Senator Emily Hill told the Senate meeting that while the initiative should be environmentally friendly, the report fails to go “above and beyond”. Hill then compared CAP to “Chinese Communism” due to the report’s lack of insight and imposition of mediocre environmental remedies.

Senator Ariel Salzmann criticized the report for focusing only on the school’s electrical use and failing to address issues in the agricultural sector. Salzmann raised concerns regarding food waste on campus and making vegetarian options more accessible to students.

The issue of faculty representation in the creation of CAP was brought up by Senator Margaret Pappano, who said she believed that not enough faculty and staff provide input into CAP.
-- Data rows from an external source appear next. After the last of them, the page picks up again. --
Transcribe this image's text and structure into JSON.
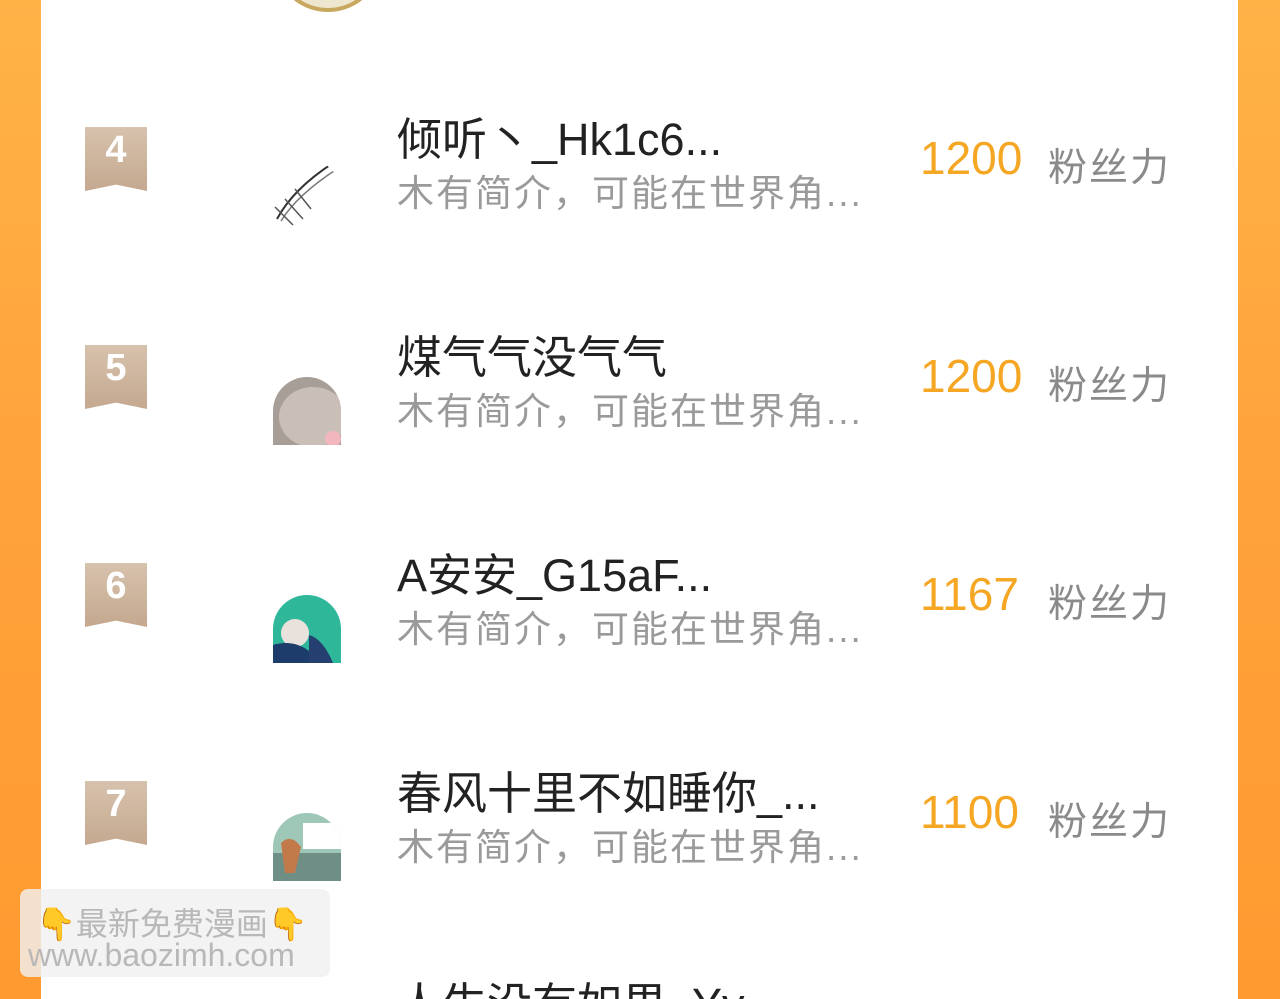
{
  "rankings": [
    {
      "rank": "4",
      "name": "倾听丶_Hk1c6...",
      "bio": "木有简介，可能在世界角...",
      "score": "1200",
      "unit": "粉丝力"
    },
    {
      "rank": "5",
      "name": "煤气气没气气",
      "bio": "木有简介，可能在世界角...",
      "score": "1200",
      "unit": "粉丝力"
    },
    {
      "rank": "6",
      "name": "A安安_G15aF...",
      "bio": "木有简介，可能在世界角...",
      "score": "1167",
      "unit": "粉丝力"
    },
    {
      "rank": "7",
      "name": "春风十里不如睡你_...",
      "bio": "木有简介，可能在世界角...",
      "score": "1100",
      "unit": "粉丝力"
    }
  ],
  "next_partial_name": "人生没有如果_Yy",
  "watermark": {
    "emoji": "👇",
    "line1": "最新免费漫画",
    "line2": "www.baozimh.com"
  },
  "colors": {
    "score": "#f5a623",
    "badge": "#c9ad95",
    "background": "#ffa23a"
  }
}
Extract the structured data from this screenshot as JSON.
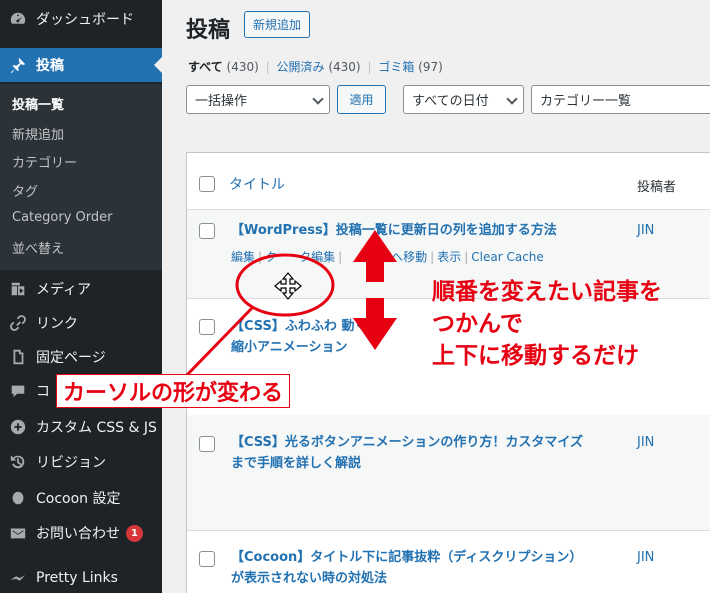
{
  "sidebar": {
    "items": [
      {
        "label": "ダッシュボード",
        "icon": "dashboard-icon"
      },
      {
        "label": "投稿",
        "icon": "pin-icon"
      },
      {
        "label": "メディア",
        "icon": "media-icon"
      },
      {
        "label": "リンク",
        "icon": "link-icon"
      },
      {
        "label": "固定ページ",
        "icon": "page-icon"
      },
      {
        "label": "コ",
        "icon": "comment-icon"
      },
      {
        "label": "カスタム CSS & JS",
        "icon": "plus-circle-icon"
      },
      {
        "label": "リビジョン",
        "icon": "history-icon"
      },
      {
        "label": "Cocoon 設定",
        "icon": "cocoon-icon"
      },
      {
        "label": "お問い合わせ",
        "icon": "mail-icon",
        "badge": "1"
      },
      {
        "label": "Pretty Links",
        "icon": "pretty-links-icon"
      }
    ],
    "submenu": [
      "投稿一覧",
      "新規追加",
      "カテゴリー",
      "タグ",
      "Category Order",
      "並べ替え"
    ]
  },
  "header": {
    "title": "投稿",
    "add_new": "新規追加"
  },
  "views": {
    "all": "すべて",
    "all_count": "(430)",
    "published": "公開済み",
    "published_count": "(430)",
    "trash": "ゴミ箱",
    "trash_count": "(97)"
  },
  "filters": {
    "bulk": "一括操作",
    "apply": "適用",
    "dates": "すべての日付",
    "category": "カテゴリー一覧"
  },
  "table": {
    "col_title": "タイトル",
    "col_author": "投稿者",
    "rows": [
      {
        "title": "【WordPress】投稿一覧に更新日の列を追加する方法",
        "author": "JIN"
      },
      {
        "title": "【CSS】ふわふわ     動く",
        "title_line2": "縮小アニメーション",
        "author": ""
      },
      {
        "title": "【CSS】光るボタンアニメーションの作り方！カスタマイズ",
        "title_line2": "まで手順を詳しく解説",
        "author": "JIN"
      },
      {
        "title": "【Cocoon】タイトル下に記事抜粋（ディスクリプション）",
        "title_line2": "が表示されない時の対処法",
        "author": "JIN"
      }
    ],
    "row_actions": [
      "編集",
      "クイック編集",
      "ゴミ箱へ移動",
      "表示",
      "Clear Cache"
    ],
    "row_actions_shown": [
      "編集",
      "ク",
      "ク編集",
      "ミ箱へ移動",
      "表示",
      "Clear Cache"
    ]
  },
  "annotations": {
    "cursor_note": "カーソルの形が変わる",
    "drag_note_1": "順番を変えたい記事を",
    "drag_note_2": "つかんで",
    "drag_note_3": "上下に移動するだけ",
    "color": "#e60012"
  }
}
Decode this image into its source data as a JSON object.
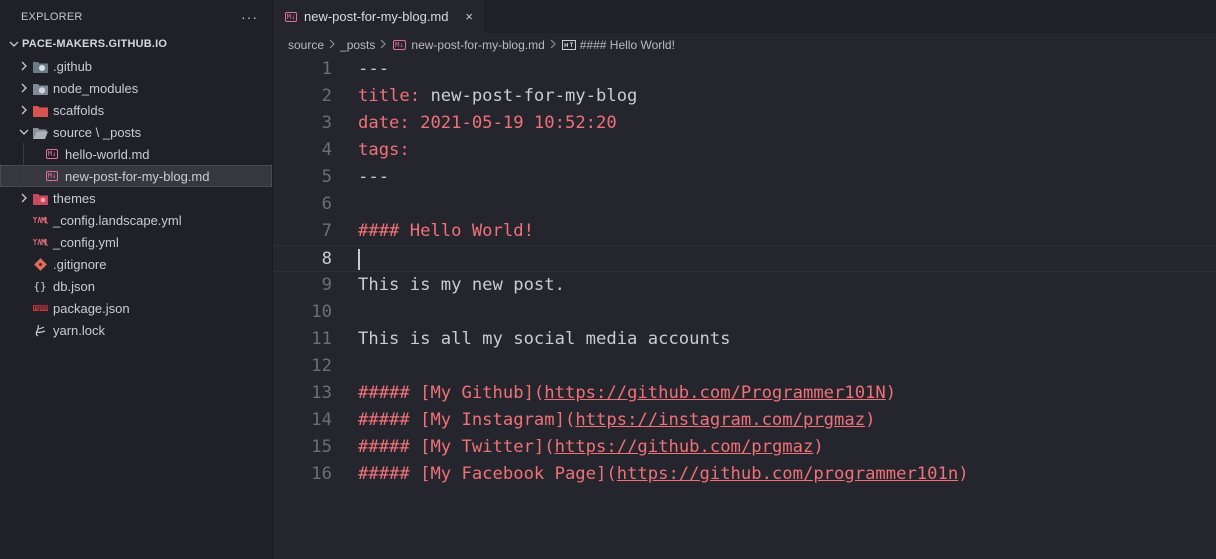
{
  "explorer": {
    "title": "EXPLORER",
    "more": "···",
    "root": "PACE-MAKERS.GITHUB.IO",
    "items": [
      {
        "label": ".github",
        "icon": "github-folder-icon"
      },
      {
        "label": "node_modules",
        "icon": "node-folder-icon"
      },
      {
        "label": "scaffolds",
        "icon": "folder-icon"
      },
      {
        "label": "source \\ _posts",
        "icon": "folder-open-icon"
      },
      {
        "label": "hello-world.md",
        "icon": "markdown-icon"
      },
      {
        "label": "new-post-for-my-blog.md",
        "icon": "markdown-icon"
      },
      {
        "label": "themes",
        "icon": "folder-icon"
      },
      {
        "label": "_config.landscape.yml",
        "icon": "yaml-icon"
      },
      {
        "label": "_config.yml",
        "icon": "yaml-icon"
      },
      {
        "label": ".gitignore",
        "icon": "git-icon"
      },
      {
        "label": "db.json",
        "icon": "json-icon"
      },
      {
        "label": "package.json",
        "icon": "npm-icon"
      },
      {
        "label": "yarn.lock",
        "icon": "yarn-icon"
      }
    ]
  },
  "tab": {
    "label": "new-post-for-my-blog.md",
    "close": "×"
  },
  "breadcrumb": [
    "source",
    "_posts",
    "new-post-for-my-blog.md",
    "#### Hello World!"
  ],
  "editor": {
    "lines": [
      {
        "n": "1",
        "t": "---"
      },
      {
        "n": "2",
        "k": "title:",
        "t": " new-post-for-my-blog"
      },
      {
        "n": "3",
        "k": "date:",
        "t": " 2021-05-19 10:52:20"
      },
      {
        "n": "4",
        "k": "tags:",
        "t": ""
      },
      {
        "n": "5",
        "t": "---"
      },
      {
        "n": "6",
        "t": ""
      },
      {
        "n": "7",
        "h": "#### Hello World!"
      },
      {
        "n": "8",
        "t": ""
      },
      {
        "n": "9",
        "t": "This is my new post."
      },
      {
        "n": "10",
        "t": ""
      },
      {
        "n": "11",
        "t": "This is all my social media accounts"
      },
      {
        "n": "12",
        "t": ""
      },
      {
        "n": "13",
        "p": "##### ",
        "lt": "[My Github]",
        "u": "https://github.com/Programmer101N"
      },
      {
        "n": "14",
        "p": "##### ",
        "lt": "[My Instagram]",
        "u": "https://instagram.com/prgmaz"
      },
      {
        "n": "15",
        "p": "##### ",
        "lt": "[My Twitter]",
        "u": "https://github.com/prgmaz"
      },
      {
        "n": "16",
        "p": "##### ",
        "lt": "[My Facebook Page]",
        "u": "https://github.com/programmer101n"
      }
    ]
  },
  "colors": {
    "background": "#24252d",
    "sidebar": "#202128",
    "accent": "#f07178",
    "text": "#c9ccd3"
  }
}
Queen’s Learning Outcome Framework as a notice of motion

The Senate Committee on Academic Development (SCAD) put forward a notice of motion for the Queen’s Learning Outcome Framework. The framework will guide the development of learning outcomes in courses and programs in alignment with existing program-level outcomes and accreditation requirements.

Jill Scott told Senate that a working group had met for approximately 16 months and had held broad consultations, including two surveys, numerous focus groups, faculty boards, Senate and AMS Assembly.

The motion is expected to be placed on the agenda for the April Senate.

All three motions passed

Senate approved:

  • The scheduling of a special Senate meeting to take place on March 7, 2017 as part of Queen’s 175th anniversary celebrations.
  • The introduction of a Certificate in Media Studies in the Faculty of Arts and Science effective Sept. 1, 2016.
  • Renaming the “International Centre Constitution” to the “International Centre Council Terms of Reference”.

All the motions passed swiftly and unanimously.